Leave No Trace (2018) | Debra Granik

Ben Foster’s war vet Will, widower father to the young teenage girl with the boy’s name of Tom (Thomasin McKenzie), is suffering from some sort of Post Traumatic Stress from his time in the service, living out in the woods, completely off the grid, roughing it in that public park in Oregon.  Director Debra Granik combined these elements with the story of a man who raised his daughter off the grid in their own cabin in Oregon, wanting her to learn from nature and books rather than live her whole life in a world of conformity, though she did have exposure to those elements in her time of custody with her mother, as well as in her teen years, when she went to a high school and became more interested in conforming to society.

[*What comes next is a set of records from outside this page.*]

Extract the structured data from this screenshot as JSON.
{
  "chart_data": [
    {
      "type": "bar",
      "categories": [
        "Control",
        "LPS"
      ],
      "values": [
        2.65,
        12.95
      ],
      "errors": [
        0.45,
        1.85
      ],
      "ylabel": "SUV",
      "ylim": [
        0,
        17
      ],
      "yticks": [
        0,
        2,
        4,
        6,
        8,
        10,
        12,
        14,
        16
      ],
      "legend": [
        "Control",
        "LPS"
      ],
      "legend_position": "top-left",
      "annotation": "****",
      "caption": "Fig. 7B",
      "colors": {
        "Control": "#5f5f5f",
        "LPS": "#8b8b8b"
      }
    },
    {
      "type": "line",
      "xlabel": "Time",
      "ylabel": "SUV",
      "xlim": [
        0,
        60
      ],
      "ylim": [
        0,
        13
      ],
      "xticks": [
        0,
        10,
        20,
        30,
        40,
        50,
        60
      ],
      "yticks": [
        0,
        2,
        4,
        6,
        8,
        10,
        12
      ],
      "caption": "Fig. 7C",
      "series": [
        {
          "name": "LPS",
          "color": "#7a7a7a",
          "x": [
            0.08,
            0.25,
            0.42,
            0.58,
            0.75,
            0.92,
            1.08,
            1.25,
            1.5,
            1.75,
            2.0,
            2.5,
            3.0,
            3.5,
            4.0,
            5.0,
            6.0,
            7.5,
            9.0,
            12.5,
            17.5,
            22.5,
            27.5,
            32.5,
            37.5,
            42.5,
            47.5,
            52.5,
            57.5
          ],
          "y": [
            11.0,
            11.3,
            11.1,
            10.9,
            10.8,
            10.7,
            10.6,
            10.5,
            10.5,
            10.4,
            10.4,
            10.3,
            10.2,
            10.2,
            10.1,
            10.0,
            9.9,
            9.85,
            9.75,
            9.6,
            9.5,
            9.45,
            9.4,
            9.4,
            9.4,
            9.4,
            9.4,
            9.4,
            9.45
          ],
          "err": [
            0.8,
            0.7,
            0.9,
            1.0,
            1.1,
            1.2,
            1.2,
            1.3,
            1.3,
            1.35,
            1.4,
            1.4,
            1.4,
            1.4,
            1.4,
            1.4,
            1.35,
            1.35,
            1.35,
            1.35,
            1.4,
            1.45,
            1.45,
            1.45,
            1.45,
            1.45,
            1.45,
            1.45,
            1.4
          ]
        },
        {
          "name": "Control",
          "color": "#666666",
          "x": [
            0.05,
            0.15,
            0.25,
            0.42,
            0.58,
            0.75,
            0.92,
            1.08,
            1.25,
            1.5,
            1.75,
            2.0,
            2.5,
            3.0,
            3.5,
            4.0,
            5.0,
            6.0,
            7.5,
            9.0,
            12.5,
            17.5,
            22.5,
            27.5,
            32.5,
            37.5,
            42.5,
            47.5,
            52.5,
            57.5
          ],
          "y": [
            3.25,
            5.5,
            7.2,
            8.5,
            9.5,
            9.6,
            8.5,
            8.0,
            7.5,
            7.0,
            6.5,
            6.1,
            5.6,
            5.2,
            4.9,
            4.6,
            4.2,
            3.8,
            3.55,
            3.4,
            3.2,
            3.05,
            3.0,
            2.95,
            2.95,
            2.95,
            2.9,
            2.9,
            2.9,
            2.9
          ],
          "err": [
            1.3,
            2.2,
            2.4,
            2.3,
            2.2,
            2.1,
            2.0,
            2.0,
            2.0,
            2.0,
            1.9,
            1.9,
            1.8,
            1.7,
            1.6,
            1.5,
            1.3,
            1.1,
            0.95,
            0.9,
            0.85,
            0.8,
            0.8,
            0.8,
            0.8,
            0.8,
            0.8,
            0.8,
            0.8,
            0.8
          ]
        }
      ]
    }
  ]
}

Bumblebee (2018) | Travis Knight

This time out, the character of Bumblebee ends up going back to his original look from the toy line and cartoon series of a Volkswagen Beetle, when he arrives on Earth back in 1987 as part of a last-minute escape plan for the Autobots on Cybertron to find an inhabitable planet as theirs is about to be destroyed in an all-out civil war with the Decepticons.  Bumblebee ends up emerging in California, where his dormant state of the Beetle laying in rust in a junkyard, in hiding after being hunted by Sector Seven (the government agency who first discovers him), draws the eye of a troubled teenage girl named Charlie Watson, who views the car as freedom and an opportunity to follow in her recently deceased father’s footsteps by repairing two damaged precious things – the car, and herself.

BlacKkKlansman (2018) | Spike Lee

In this Spike Lee joint, we go back to the 1970s, where we find Ron Stallworth, the first black police detective working for the Colorado Springs Police Department.  In one of his first assignments after laboring behind the scenes to test the waters as a file clerk, Ron is hired to go undercover to record a speech being given locally by black activist Kwame Ture (Corey Hawkins), formerly known as Stokely Carmichael, at a nearby college, in which the subject is black empowerment, racist law enforcement, and preparation for the race war they feel will be inevitable. The police thought the speech would incite violence, but Ron saw the speech as just talk in that regard, and inspiring otherwise.